Hélas ! Ces mots la perdirent. L’oreille fine du notaire perçut un chuchotement. Par-dessus ses besicles d’écaille, il coula vers la porte un regard sans clémence et il aperçut les enfants.

— Ne siérait-il pas, monsieur, dit-il, de tirer le battant ? Ce garçonnet et cette fillette ne me paraissent point d’âge à nous ouïr…

— Certainement, fit M. des Aubiers en fermant la porte au nez des deux petits, qui, vexés et confus, enfouirent leur curiosité dans leur poche et rejoignirent Mme Boisgarnier dans une pièce voisine. Le mystère demeurait inviolé.

Ils n’attendirent pas longtemps. Un quart d’heure plus tard. M. des Aubiers les rejoignit pour dire avec quelque agitation à sa voisine et aux petits :

— Celle que… que… nous appelons Mme Folette a fait ces jours-ci un testament un peu bizarre, mais parfaitement valable et bien touchant. Elle laisse la moitié de ses biens encore considérables au curé et au maire du bourg pour leurs pauvres. L’autre moitié revient à Violette, mais elle m’a abandonné l’usufruit à charge d’entretenir ses oiseaux.
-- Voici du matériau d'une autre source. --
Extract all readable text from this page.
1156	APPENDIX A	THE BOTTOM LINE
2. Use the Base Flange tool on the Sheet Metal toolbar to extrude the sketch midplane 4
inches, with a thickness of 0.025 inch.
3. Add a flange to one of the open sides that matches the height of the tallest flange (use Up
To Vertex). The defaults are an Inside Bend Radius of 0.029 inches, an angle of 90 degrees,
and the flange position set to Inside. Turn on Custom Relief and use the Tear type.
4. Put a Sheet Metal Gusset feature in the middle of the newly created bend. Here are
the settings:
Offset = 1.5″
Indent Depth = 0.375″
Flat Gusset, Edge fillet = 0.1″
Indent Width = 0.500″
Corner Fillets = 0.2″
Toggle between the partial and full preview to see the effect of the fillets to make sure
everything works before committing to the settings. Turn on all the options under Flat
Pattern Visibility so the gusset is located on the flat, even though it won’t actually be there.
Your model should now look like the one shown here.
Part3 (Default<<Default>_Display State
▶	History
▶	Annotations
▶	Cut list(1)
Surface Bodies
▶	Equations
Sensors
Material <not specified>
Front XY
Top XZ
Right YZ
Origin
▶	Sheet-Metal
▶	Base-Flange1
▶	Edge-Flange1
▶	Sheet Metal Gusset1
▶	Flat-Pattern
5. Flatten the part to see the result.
Pour toi, mon petit Pierrot, elle te laisse… une cassette sur le compte de laquelle il ne m’est pas permis de m’expliquer… sous condition que tu aies accompagné ses dépouilles jusqu’au cimetière, car, dit-elle, il « faut savoir aimer jusque dans la mort », Tu es donc récompensé d’avoir écouté ton bon cœur.

— L’excellente femme ! s’écria Mme Boisgarnier.
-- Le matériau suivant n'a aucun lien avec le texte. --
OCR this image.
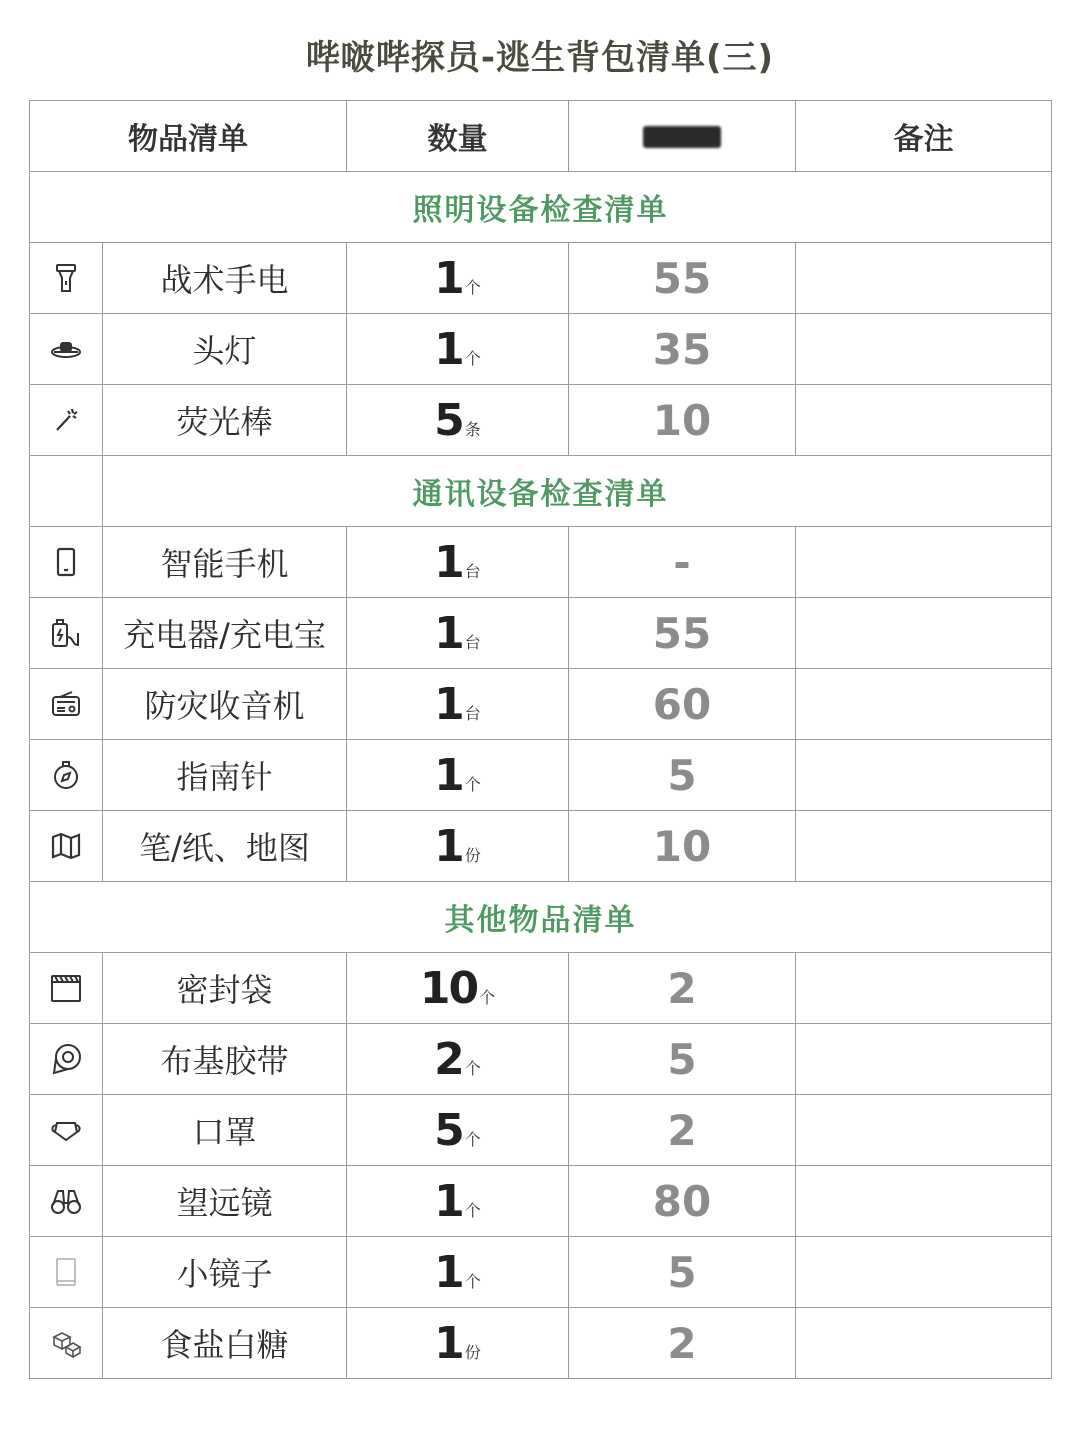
哔啵哔探员-逃生背包清单(三)
物品清单		数量		备注
照明设备检查清单				

	战术手电	1 个	55	

	头灯	1 个	35	

	荧光棒	5 条	10	
	通讯设备检查清单			

	智能手机	1 台	-	

	充电器/充电宝	1 台	55	

	防灾收音机	1 台	60	

	指南针	1 个	5	

	笔/纸、地图	1 份	10	
其他物品清单				

	密封袋	10 个	2	

	布基胶带	2 个	5	

	口罩	5 个	2	

	望远镜	1 个	80	

	小镜子	1 个	5	

	食盐白糖	1 份	2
Et rougissant un peu, elle ajouta :

— Vous voyez, monsieur, que les questions d’argent n’existent plus entre nous. Vous êtes sans doute maintenant plus riche que nous…

Pierrot regarda encore une fois Violette. Presque souriante, cette fois, celle-ci lui fit le même signe d’acquiescement qu’au dernier entretien. Alors, un peu intimidé, charmant dans sa jeune gaucherie, Pierre prit la main de sa mère et la mit dans celle de M. des Aubiers :

— La bonne Folette nous avait assuré, dit-il, qu’avant janvier « des Aubiers et Boisgarnier seraient en justes noces alliés ». Il faut, ma petite maman, que sa prédiction s’accomplisse et nous habiterons tous le château !

Puis, cachant son émotion, laissant sa mère et son futur beau-père un peu interdits, il entraîna Violette dans le jardin.

Celle-ci sentit bien vite que son petit ami avait besoin d’une diversion. Elle-même était bien émue.

Un automne froid et calme pâlissait le ciel sans nuages, sur lequel montait la grise fumée des usines du bourg.

— Pierrot, fit-elle, en les désignant du doigt, il faudra suivre le conseil de François, il faudra aller souvent à la ville, visiter ces belles choses utiles, y être bons pour les ouvriers de l’usine que papa aime bien, y apprendre à travailler pour l’avenir, oublier tes vieux contes.

— Les oublier ? répondit Pierrot. Ah ! mais, non ! jamais… Mais seulement savoir que des contes… c’est des jolis contes… et puis c’est tout. On retournera tout de même aussi dans la forêt (je suis un homme, maintenant), mais simplement pour m’en amuser, j’aimerai toujours les belles histoires que nous nous sommes racontées tous deux. Et puis, on y pensera, à Folette !

— Tu as raison, fit Violette, songeuse.

Et, avec la maturité précoce que donnent souvent les petits drames de la vie, elle ajouta :

— D’autant que cette chère Folette nous a appris à connaître la meilleure des fées.